2nd CE to 2nd CE
Name of Ruler:
Obverse (Image and Inscription):
Image: Laureate head of Trajan looking to right, with slight drapery on his far shoulder
Inscription: IMP CAES NERVAE TRAIANO AVG GER DAC P M TR P COS V PP
Reverse (Image and Inscription):
Image: Trajan, in armor, on horse galloping to right, hurling spear at fallen Dacian crawling to right
Inscription: SPQR OPTIMO PRINCIPI SC
(RIC II, Trajan, 543, p. 282)
The obverse of this sestertius minted between 103-111 CE, depicts the head of Trajan, while the obverse depicts the emperor, on a horse, piercing a fallen Dacian with a spear. The inscription on the obverse reads imperator, Caesar, Augustus, Germanicus, Dacicus, pontifex maximus, or high priest of Roman state religion, holder of tribunicia potestas, consul for the fifth time and pater patriae, or father of the fatherland. The inscription on the reverse refers to the title optimus princeps, “the best ruler,” which was bestowed upon him by the Senate in 114 CE. The letters SC, which stand for the words senatus consultum, which already appear during the reign of Augustus, indicate that the senate had given its assent to the minting of bronze coins whose value was less than the nominal one.
Trajan waged the First Dacian War against Decebalus between 101-102 CE, continuing a campaign that had begun under the reign of Domitian, in retaliation against the Dacians’ killing of the governor of Moesia, Oppius Sabinus in 85-86 CE. Domitian mounted personally an expedition against the Dacians, driving the Barbarians back across the Danube. However Cornelius Fuscus, the praetorian prefect was defeated and killed in 86 CE during an ill-fated expedition at the first battle of Tapae. Once more Domitian led an expedition against the Dacians, who were defeated in 88 CE (see Suetonius, Domitian, 6; Mócsy, Pannonia and Upper Moesia, p. 80-85). Although in the following peace, Domitian agreed to pay to Decebalus an annual subsidy, most scholars today agree that Domitian’s policy towards the Dacians paved the way to Trajan’s successful wars. Trajan waged the First Dacian War against Decebalus between 101-102 CE, but the war was only a partial success; although Trajan defeated the Dacians at Tapae, Trajan had to face a counter attack from Decebalus the following year, which however resulted in a failure for the Dacians. King Decebalus retreated, and Trajan, back in Rome, was awarded the title Dacicus Maximus (for the First Dacian War, see Cassius Dio, Roman History, 68.10.3;Bennett, Trajan, p. 95-98).

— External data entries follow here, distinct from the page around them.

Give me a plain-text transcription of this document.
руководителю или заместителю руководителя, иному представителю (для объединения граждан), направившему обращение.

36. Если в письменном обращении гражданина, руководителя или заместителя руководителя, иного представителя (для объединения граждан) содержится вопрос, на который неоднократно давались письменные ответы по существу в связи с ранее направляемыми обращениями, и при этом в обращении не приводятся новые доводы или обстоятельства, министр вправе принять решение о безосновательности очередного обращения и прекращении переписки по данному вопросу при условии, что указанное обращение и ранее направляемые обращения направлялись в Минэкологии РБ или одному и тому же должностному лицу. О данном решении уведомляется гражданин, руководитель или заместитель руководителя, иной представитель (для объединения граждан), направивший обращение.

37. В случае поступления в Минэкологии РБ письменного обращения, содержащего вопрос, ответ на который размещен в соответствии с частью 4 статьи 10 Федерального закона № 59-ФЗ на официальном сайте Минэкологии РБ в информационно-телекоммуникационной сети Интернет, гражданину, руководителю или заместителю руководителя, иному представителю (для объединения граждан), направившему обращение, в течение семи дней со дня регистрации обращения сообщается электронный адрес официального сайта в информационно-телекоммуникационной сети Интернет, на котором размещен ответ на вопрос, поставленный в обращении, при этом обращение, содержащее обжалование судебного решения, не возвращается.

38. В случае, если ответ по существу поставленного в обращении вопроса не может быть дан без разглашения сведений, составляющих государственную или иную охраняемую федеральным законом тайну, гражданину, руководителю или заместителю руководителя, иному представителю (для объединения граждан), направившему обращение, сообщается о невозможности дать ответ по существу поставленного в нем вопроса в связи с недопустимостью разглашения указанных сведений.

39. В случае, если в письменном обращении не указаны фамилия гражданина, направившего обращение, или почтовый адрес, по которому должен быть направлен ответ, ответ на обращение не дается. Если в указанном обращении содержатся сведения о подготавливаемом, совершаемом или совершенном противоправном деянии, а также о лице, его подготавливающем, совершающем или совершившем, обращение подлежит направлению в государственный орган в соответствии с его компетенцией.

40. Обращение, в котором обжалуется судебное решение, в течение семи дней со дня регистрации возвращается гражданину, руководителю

The victory was celebrated on the reverse through the depiction of the emperor, riding on a horse, hurling a spear at a fallen Dacian. The origin of this scene, i.e. a horseman spearing a fallen enemy, must be sought in the late classical-Hellenistic iconography of the king hunting with a spear; the young Alexander is depicted as such on a wall painting from Philip II’s tomb at Vergina. This iconography appears also on later imperial coins minted by Antoninus Pius (137-161 CE), Marcus Aurelius (161-180 CE), and Commodus (180-192 CE). Moreover, this iconography appears on Jewish gems, dated to the second and third centuries, as well (see e.g. Israel Antiquities Authority Collection (1931.2); Goodenough, Jewish Symbols in the Greco-Roman period II, p. 227). They depict King Solomon, riding on a horse, dressed as a Hellenistic King or as a Roman emperor, and trampling under his horse feet a she-daemon. As far as the coin is concerned, the message conveyed by the scene depicted on the obverse, a scene heavily influenced by Hellenistic royal iconography, emphasises the supreme power of the ruler, who is always victorious. In the case of the Dacian Wars, the coinage minted in their aftermath demonstrated the full force of the Roman propaganda machine in action; not only did sestertii such as this appear with active scenes of battle, but numerous other coins were issued which highlighted the total subjugation of the Dacian people. From the personification of Dacia, depicted bound and captive, to individual Dacians in mourning or kneeling before Rome, as well as images of Nike, the goddess of Victory, inscribing Dacica on a shield, the coins projected the invincible nature of Roman power and the inevitability of its continued expansion.